The idea that drawing lines on a chart can make you money has been a matter of contention for years. But the fact remains that technical analysis works… and works well.
And the key to its effectiveness lies entirely in its popularity among large audiences, and its gauge of overall momentum, fear and greed.
Let me ask you this.
If everyone continues to sell at a specific price on a chart over and over again, wouldn’t you question it and perhaps use it to your advantage?
Those wanting to make a great deal of money would.
Some of the most reliable indicators of potential selling and buying pressure can be uncovered with the understanding of support and resistance, or a price floor or ceiling.
When prices are falling to the floor, support represents the moment when buying begins to overwhelm selling and prices begin to bounce back. Conversely, when prices move to the ceiling, resistance is the point where selling begins to overwhelm buying and price increases begin to reverse.
You can identify support and resistance by studying charts.
Look for a series of low points when a stock continues to fall to a certain level, but then doesn’t fall any more. Typically, this is support. And when you find a stock that rises to a certain high, but rises no more, you have found resistance points.

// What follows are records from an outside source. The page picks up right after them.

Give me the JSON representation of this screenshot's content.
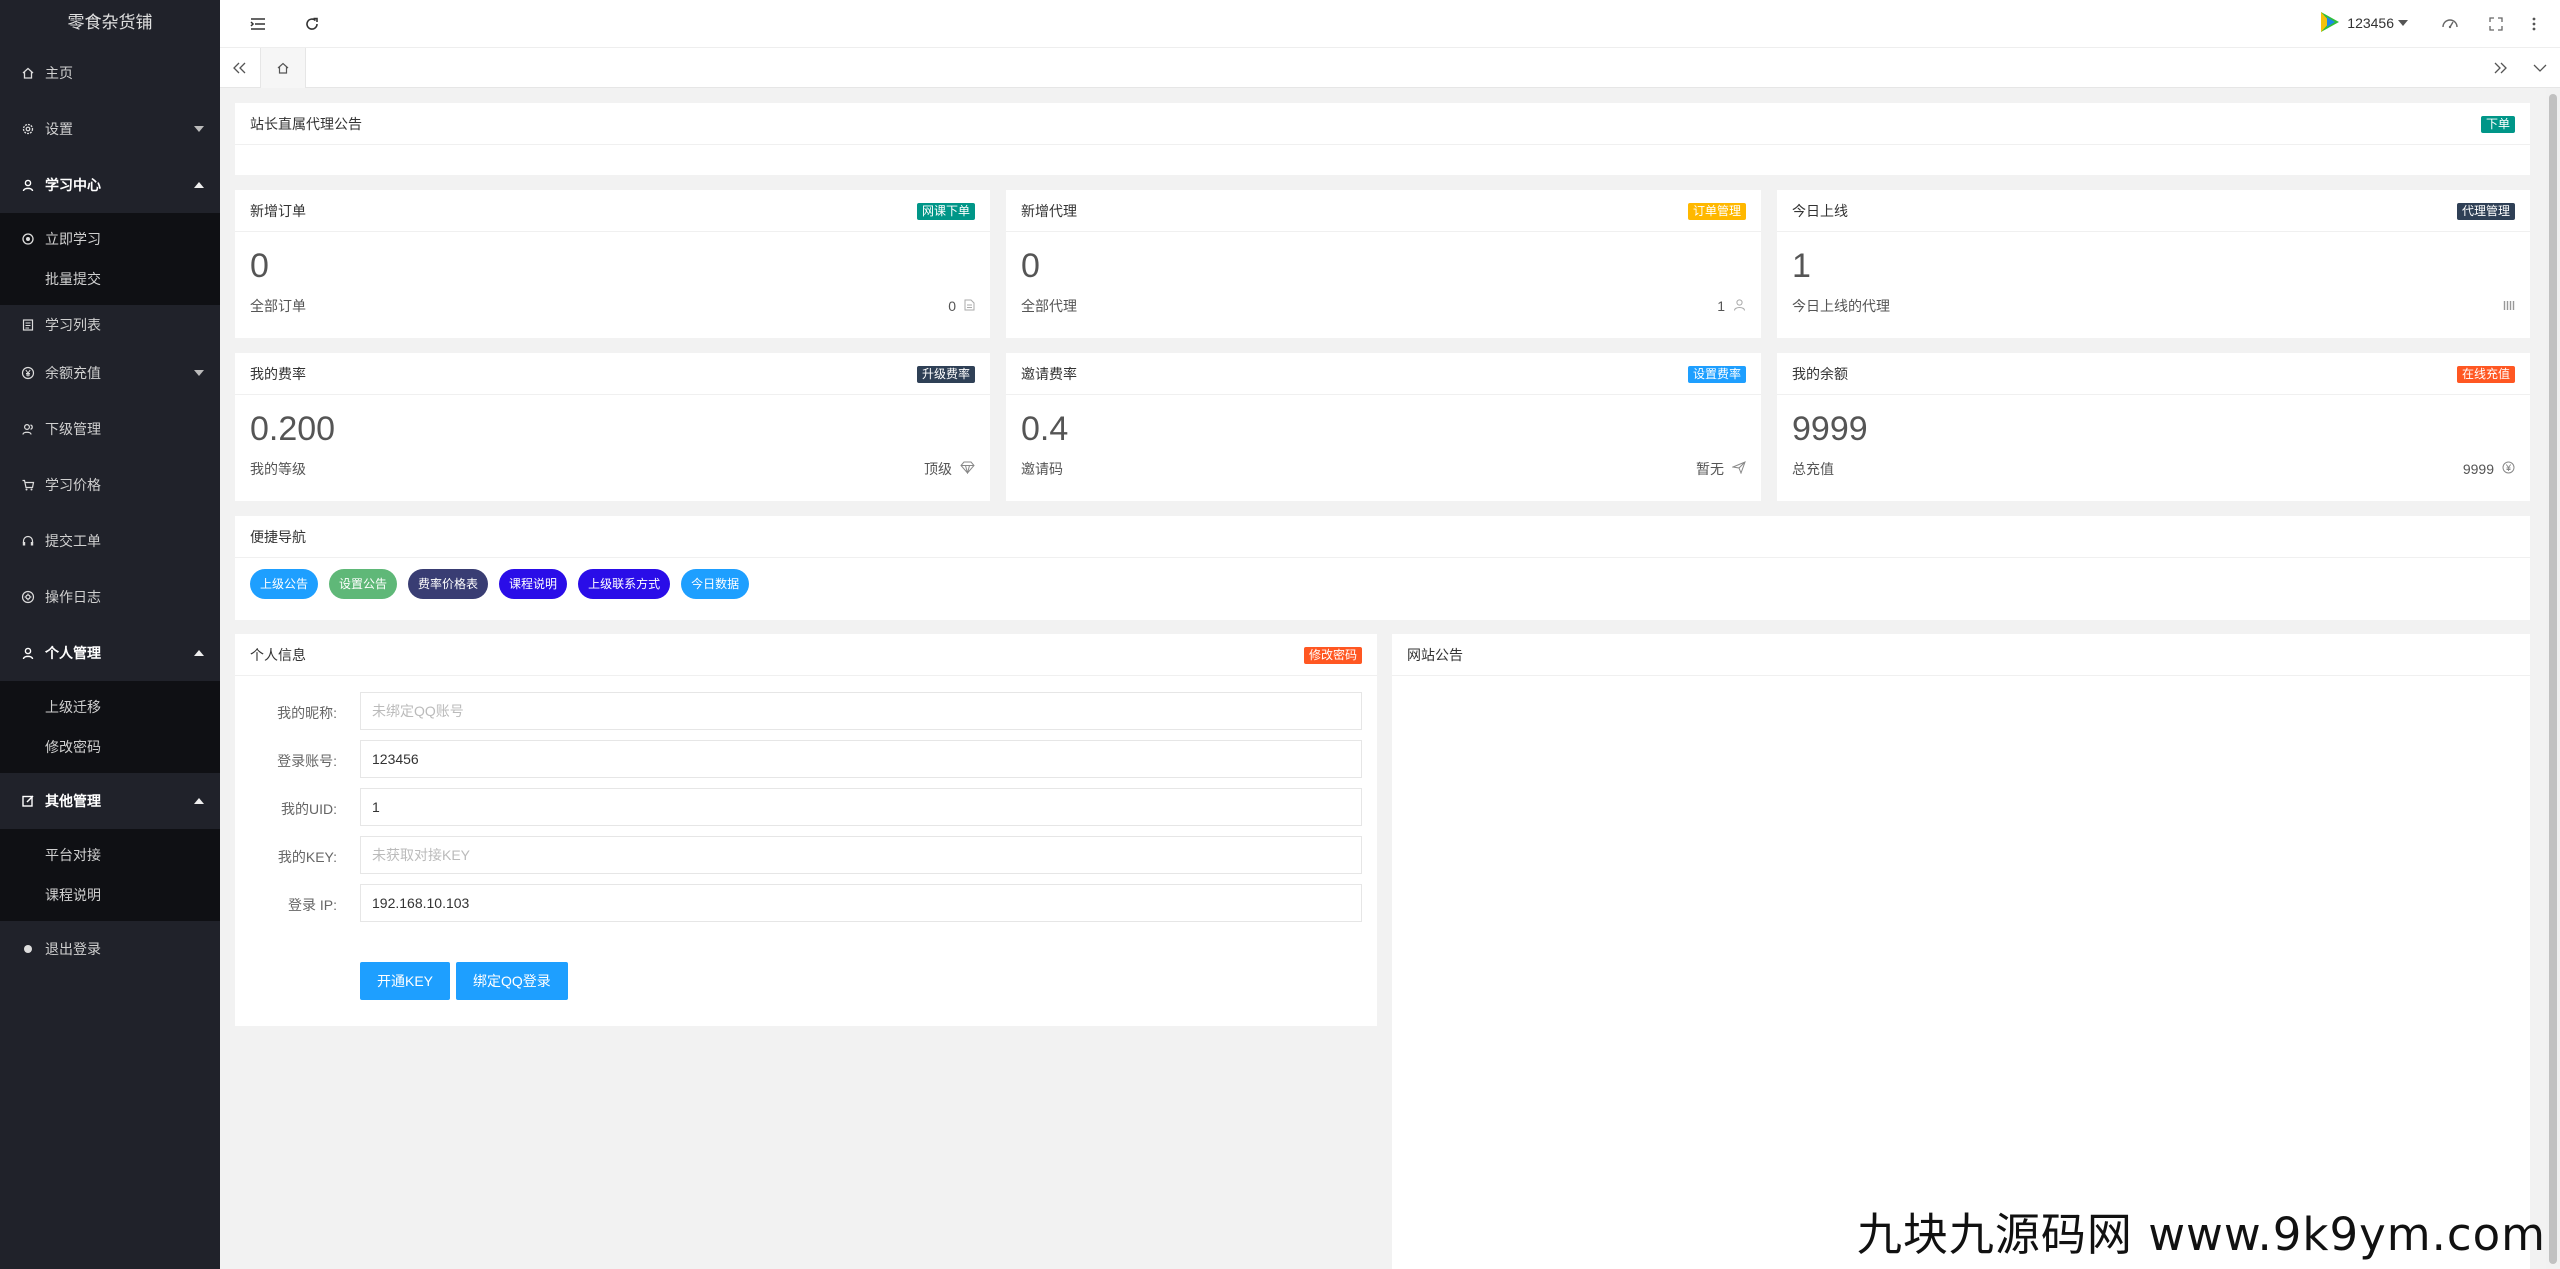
{
  "app": {
    "title": "零食杂货铺"
  },
  "sidebar": {
    "home": "主页",
    "settings": "设置",
    "study_center": "学习中心",
    "study_children": [
      "立即学习",
      "批量提交"
    ],
    "study_list": "学习列表",
    "recharge": "余额充值",
    "sub_manage": "下级管理",
    "study_price": "学习价格",
    "ticket": "提交工单",
    "op_log": "操作日志",
    "personal": "个人管理",
    "personal_children": [
      "上级迁移",
      "修改密码"
    ],
    "other": "其他管理",
    "other_children": [
      "平台对接",
      "课程说明"
    ],
    "logout": "退出登录"
  },
  "header": {
    "username": "123456"
  },
  "notice": {
    "title": "站长直属代理公告",
    "badge": "下单",
    "badge_color": "#009688"
  },
  "stats": [
    {
      "title": "新增订单",
      "badge": "网课下单",
      "badge_color": "#009688",
      "value": "0",
      "sub_label": "全部订单",
      "sub_value": "0"
    },
    {
      "title": "新增代理",
      "badge": "订单管理",
      "badge_color": "#ffb800",
      "value": "0",
      "sub_label": "全部代理",
      "sub_value": "1"
    },
    {
      "title": "今日上线",
      "badge": "代理管理",
      "badge_color": "#2f4056",
      "value": "1",
      "sub_label": "今日上线的代理",
      "sub_value": ""
    },
    {
      "title": "我的费率",
      "badge": "升级费率",
      "badge_color": "#2f4056",
      "value": "0.200",
      "sub_label": "我的等级",
      "sub_value": "顶级"
    },
    {
      "title": "邀请费率",
      "badge": "设置费率",
      "badge_color": "#1e9fff",
      "value": "0.4",
      "sub_label": "邀请码",
      "sub_value": "暂无"
    },
    {
      "title": "我的余额",
      "badge": "在线充值",
      "badge_color": "#ff5722",
      "value": "9999",
      "sub_label": "总充值",
      "sub_value": "9999"
    }
  ],
  "quick_nav": {
    "title": "便捷导航",
    "items": [
      {
        "label": "上级公告",
        "color": "#1e9fff"
      },
      {
        "label": "设置公告",
        "color": "#5fb878"
      },
      {
        "label": "费率价格表",
        "color": "#393d73"
      },
      {
        "label": "课程说明",
        "color": "#2a0de8"
      },
      {
        "label": "上级联系方式",
        "color": "#2a0de8"
      },
      {
        "label": "今日数据",
        "color": "#1e9fff"
      }
    ]
  },
  "profile": {
    "title": "个人信息",
    "badge": "修改密码",
    "badge_color": "#ff5722",
    "fields": [
      {
        "label": "我的昵称:",
        "value": "",
        "placeholder": "未绑定QQ账号"
      },
      {
        "label": "登录账号:",
        "value": "123456",
        "placeholder": ""
      },
      {
        "label": "我的UID:",
        "value": "1",
        "placeholder": ""
      },
      {
        "label": "我的KEY:",
        "value": "",
        "placeholder": "未获取对接KEY"
      },
      {
        "label": "登录 IP:",
        "value": "192.168.10.103",
        "placeholder": ""
      }
    ],
    "btn_key": "开通KEY",
    "btn_qq": "绑定QQ登录"
  },
  "site_notice": {
    "title": "网站公告"
  },
  "watermark": "九块九源码网 www.9k9ym.com"
}
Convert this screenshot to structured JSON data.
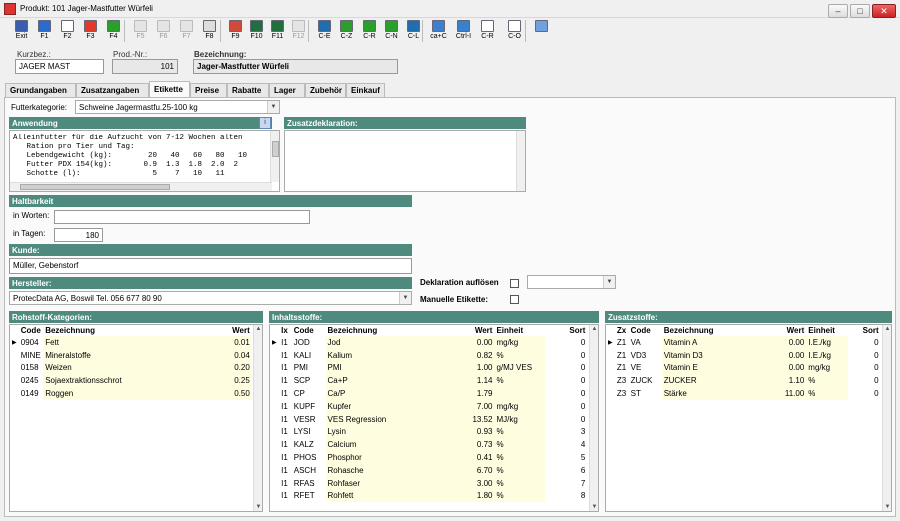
{
  "window": {
    "title": "Produkt: 101 Jager-Mastfutter Würfeli"
  },
  "toolbar": [
    {
      "label": "Exit",
      "icon": "exit-icon",
      "color": "#3a5fb0",
      "enabled": true
    },
    {
      "label": "F1",
      "icon": "help-icon",
      "color": "#2a6bd1",
      "enabled": true
    },
    {
      "label": "F2",
      "icon": "new-document-icon",
      "color": "#ffffff",
      "enabled": true
    },
    {
      "label": "F3",
      "icon": "delete-icon",
      "color": "#e03a2a",
      "enabled": true
    },
    {
      "label": "F4",
      "icon": "save-icon",
      "color": "#2aa02a",
      "enabled": true
    },
    {
      "label": "F5",
      "icon": "pin-icon",
      "color": "#cccccc",
      "enabled": false
    },
    {
      "label": "F6",
      "icon": "disabled-icon",
      "color": "#cccccc",
      "enabled": false
    },
    {
      "label": "F7",
      "icon": "disabled-icon",
      "color": "#cccccc",
      "enabled": false
    },
    {
      "label": "F8",
      "icon": "print-icon",
      "color": "#dddddd",
      "enabled": true
    },
    {
      "label": "F9",
      "icon": "copy-icon",
      "color": "#d04a3a",
      "enabled": true
    },
    {
      "label": "F10",
      "icon": "f10-icon",
      "color": "#1f6f3f",
      "enabled": true
    },
    {
      "label": "F11",
      "icon": "f11-icon",
      "color": "#1f6f3f",
      "enabled": true
    },
    {
      "label": "F12",
      "icon": "f12-icon",
      "color": "#cccccc",
      "enabled": false
    },
    {
      "label": "C-E",
      "icon": "first-record-icon",
      "color": "#1f6fb0",
      "enabled": true
    },
    {
      "label": "C-Z",
      "icon": "previous-record-icon",
      "color": "#2aa02a",
      "enabled": true
    },
    {
      "label": "C-R",
      "icon": "refresh-icon",
      "color": "#2aa02a",
      "enabled": true
    },
    {
      "label": "C-N",
      "icon": "next-record-icon",
      "color": "#2aa02a",
      "enabled": true
    },
    {
      "label": "C-L",
      "icon": "last-record-icon",
      "color": "#1f6fb0",
      "enabled": true
    },
    {
      "label": "ca+C",
      "icon": "copy-record-icon",
      "color": "#3a7fd0",
      "enabled": true
    },
    {
      "label": "Ctrl-I",
      "icon": "info-icon",
      "color": "#3a7fd0",
      "enabled": true
    },
    {
      "label": "C-R",
      "icon": "report-icon",
      "color": "#ffffff",
      "enabled": true
    },
    {
      "label": "C-O",
      "icon": "options-icon",
      "color": "#ffffff",
      "enabled": true
    },
    {
      "label": "",
      "icon": "mail-icon",
      "color": "#6fa0e0",
      "enabled": true
    }
  ],
  "header": {
    "kurzbez_label": "Kurzbez.:",
    "kurzbez_value": "JAGER MAST",
    "prodnr_label": "Prod.-Nr.:",
    "prodnr_value": "101",
    "bezeichnung_label": "Bezeichnung:",
    "bezeichnung_value": "Jager-Mastfutter Würfeli"
  },
  "tabs": [
    "Grundangaben",
    "Zusatzangaben",
    "Etikette",
    "Preise",
    "Rabatte",
    "Lager",
    "Zubehör",
    "Einkauf"
  ],
  "active_tab": "Etikette",
  "etikette": {
    "futterkategorie_label": "Futterkategorie:",
    "futterkategorie_value": "Schweine Jagermastfu.25-100 kg",
    "anwendung_title": "Anwendung",
    "anwendung_lines": [
      "Alleinfutter für die Aufzucht von 7-12 Wochen alten",
      "   Ration pro Tier und Tag:",
      "   Lebendgewicht (kg):        20   40   60   80   10",
      "   Futter PDX 154(kg):       0.9  1.3  1.8  2.0  2",
      "   Schotte (l):                5    7   10   11"
    ],
    "zusatzdeklaration_title": "Zusatzdeklaration:",
    "haltbarkeit_title": "Haltbarkeit",
    "in_worten_label": "in Worten:",
    "in_worten_value": "",
    "in_tagen_label": "in Tagen:",
    "in_tagen_value": "180",
    "kunde_title": "Kunde:",
    "kunde_value": "Müller, Gebenstorf",
    "hersteller_title": "Hersteller:",
    "hersteller_value": "ProtecData AG, Boswil Tel. 056 677 80 90",
    "deklaration_label": "Deklaration auflösen",
    "deklaration_checked": false,
    "manuelle_label": "Manuelle Etikette:",
    "manuelle_checked": false
  },
  "rohstoff": {
    "title": "Rohstoff-Kategorien:",
    "columns": [
      "Code",
      "Bezeichnung",
      "Wert"
    ],
    "rows": [
      [
        "0904",
        "Fett",
        "0.01"
      ],
      [
        "MINE",
        "Mineralstoffe",
        "0.04"
      ],
      [
        "0158",
        "Weizen",
        "0.20"
      ],
      [
        "0245",
        "Sojaextraktionsschrot",
        "0.25"
      ],
      [
        "0149",
        "Roggen",
        "0.50"
      ]
    ]
  },
  "inhaltsstoffe": {
    "title": "Inhaltsstoffe:",
    "columns": [
      "Ix",
      "Code",
      "Bezeichnung",
      "Wert",
      "Einheit",
      "Sort"
    ],
    "rows": [
      [
        "I1",
        "JOD",
        "Jod",
        "0.00",
        "mg/kg",
        "0"
      ],
      [
        "I1",
        "KALI",
        "Kalium",
        "0.82",
        "%",
        "0"
      ],
      [
        "I1",
        "PMI",
        "PMI",
        "1.00",
        "g/MJ VES",
        "0"
      ],
      [
        "I1",
        "SCP",
        "Ca+P",
        "1.14",
        "%",
        "0"
      ],
      [
        "I1",
        "CP",
        "Ca/P",
        "1.79",
        "",
        "0"
      ],
      [
        "I1",
        "KUPF",
        "Kupfer",
        "7.00",
        "mg/kg",
        "0"
      ],
      [
        "I1",
        "VESR",
        "VES Regression",
        "13.52",
        "MJ/kg",
        "0"
      ],
      [
        "I1",
        "LYSI",
        "Lysin",
        "0.93",
        "%",
        "3"
      ],
      [
        "I1",
        "KALZ",
        "Calcium",
        "0.73",
        "%",
        "4"
      ],
      [
        "I1",
        "PHOS",
        "Phosphor",
        "0.41",
        "%",
        "5"
      ],
      [
        "I1",
        "ASCH",
        "Rohasche",
        "6.70",
        "%",
        "6"
      ],
      [
        "I1",
        "RFAS",
        "Rohfaser",
        "3.00",
        "%",
        "7"
      ],
      [
        "I1",
        "RFET",
        "Rohfett",
        "1.80",
        "%",
        "8"
      ]
    ]
  },
  "zusatzstoffe": {
    "title": "Zusatzstoffe:",
    "columns": [
      "Zx",
      "Code",
      "Bezeichnung",
      "Wert",
      "Einheit",
      "Sort"
    ],
    "rows": [
      [
        "Z1",
        "VA",
        "Vitamin A",
        "0.00",
        "I.E./kg",
        "0"
      ],
      [
        "Z1",
        "VD3",
        "Vitamin D3",
        "0.00",
        "I.E./kg",
        "0"
      ],
      [
        "Z1",
        "VE",
        "Vitamin E",
        "0.00",
        "mg/kg",
        "0"
      ],
      [
        "Z3",
        "ZUCK",
        "ZUCKER",
        "1.10",
        "%",
        "0"
      ],
      [
        "Z3",
        "ST",
        "Stärke",
        "11.00",
        "%",
        "0"
      ]
    ]
  }
}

Look at this chart of Glu Mobile (GLUU) for example.
In October 2018, we can see double bottom support. Investors piled in twice just above $5.50 a share, creating double bottom support.
Between November and December 2018, we can clearly see double-top resistance. In fact, the stock is beginning to fail again at this resistance point – a clear indication that it’s time to take some gains off the table for a potential pullback.
Again, while drawing lines on a chart may not seem worthwhile, it is if you want to spot great entry and exit points in your favorite stocks, indexes and ETFs.